Há 50 anos, mataram quatro soldados no quartel (foto galpão do antigo BIB)
A pesquisadora Glenda Mezarobba localizou no arquivo do Superior Tribunal Militar os cinco volumes do processo que tratou da morte de quatro soldados do 1º Batalhão de Infantaria Blindada (BIB) de Barra Mansa (RJ) em janeiro de 1972. Essa documentação ficou inacessível por meio século, e Mezarobba trouxe-a à luz no último número da revista piauí.
Se a morte de Vladimir Herzog em 1975 abriu uma clivagem na sociedade civil, o caso dos quatro soldados de Barra Mansa abriu uma fenda no meio militar. Fenda pequena e silenciosa.
O crime: no final de 1971, o capitão Dálgio Miranda Niebus foi encarregado pelo comandante do batalhão de investigar o tráfico de maconha no quartel. Foram presos e torturados mais de dez soldados. No dia 12 de janeiro, dois estavam mortos. Os cadáveres foram dispersos. Um corpo foi decapitado. Nos dias seguintes morreram mais dois. Um corpo foi parcialmente carbonizado.
O ocultamento: no dia 17 de janeiro, o comandante interino do 1º BIB, tenente-coronel Gladstone Pernasetti, comunicou a “deserção” de quatro soldados.

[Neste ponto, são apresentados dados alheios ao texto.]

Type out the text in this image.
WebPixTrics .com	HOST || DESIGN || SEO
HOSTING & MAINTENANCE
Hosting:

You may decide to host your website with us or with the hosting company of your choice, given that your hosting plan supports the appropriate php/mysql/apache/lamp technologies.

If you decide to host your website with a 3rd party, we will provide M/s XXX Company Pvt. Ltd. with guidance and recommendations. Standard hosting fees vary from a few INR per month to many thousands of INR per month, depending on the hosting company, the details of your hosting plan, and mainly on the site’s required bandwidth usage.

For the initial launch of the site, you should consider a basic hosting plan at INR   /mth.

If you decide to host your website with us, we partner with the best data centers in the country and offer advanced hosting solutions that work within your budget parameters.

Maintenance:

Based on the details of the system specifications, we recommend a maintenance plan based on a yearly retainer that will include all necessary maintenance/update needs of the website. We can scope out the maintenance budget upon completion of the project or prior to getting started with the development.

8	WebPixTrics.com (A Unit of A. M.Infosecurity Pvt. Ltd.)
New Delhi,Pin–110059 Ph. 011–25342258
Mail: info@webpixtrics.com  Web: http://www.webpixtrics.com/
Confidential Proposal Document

A denúncia: familiares de um soldado queixaram-se a um padre, e ele contou o caso ao bispo de Volta Redonda, dom Waldyr Calheiros. Ele celebrou a missa de sétimo dia do jovem e denunciou o que sabia.
Nessa altura, numa rápida sucessão, aconteceram coisas que não constam do processo. Em sigilo, parte da hierarquia católica tratava de denúncias de crimes com representantes do governo, e dom Waldyr mencionou o caso ao general Antônio Carlos Muricy, um oficial católico e valente, que se atracara com um assaltante, tomando um tiro no coração. (A bala alojou-se na parte necrosada por um infarto e lá ficou, por anos.)
— Duvido que o Exército faça uma coisa dessas — respondeu Muricy ao bispo.
Muricy contaria mais tarde que foi procurado pelo general Walter Pires, comandante da Brigada de Infantaria Blindada:
— Estou tomando conhecimento de um caso bárbaro. Quero agir para punir os culpados.
Muricy estimulou-o.
(Aqui fica um mistério: foi Pires quem procurou Muricy, ou Muricy quem procurou Pires e deixou o mérito para o amigo?)
Dom Waldyr veio a saber que, dias depois, Muricy teria dito:
— Infelizmente, temos de dar a mão à palmatória, o bispo tem razão.
No dia 27 de janeiro, o coronel Mário Orlando Ribeiro Sampaio, encarregado por Pires de apurar o caso, prendeu os envolvidos, começando pelo capitão Niebus. Sucederam-se confissões guardadas na documentação do processo. No dia 1º de fevereiro, o capitão revelou que o comandante interino do Batalhão sabia de tudo.
Uma semana depois o Ministério do Exército reconheceu que os encarregados de investigar o caso da maconha “agiram de maneira condenável e deformada, provocando a morte dos soldados”. Àquela altura, apesar da censura que proibia referências a torturas, o general Gustavo de Moraes Rego comentava a investigação no gabinete do presidente eleito Ernesto Geisel, usando a palavra proibida.
O caso de Barra Mansa tramitou em segredo na Justiça Militar. Ficou conhecida a sentença de nove réus. O capitão foi condenado a 84 anos de prisão, e o tenente-coronel a sete anos. Todas as penas totalizaram 470 anos, mas, ao fim das contas, elas foram fortemente reduzidas.
O repórter Marcelo Auler reconstitui há alguns anos parte do quebra-cabeça, Mezarobba documentou o quadro policial e jurídico do tabuleiro.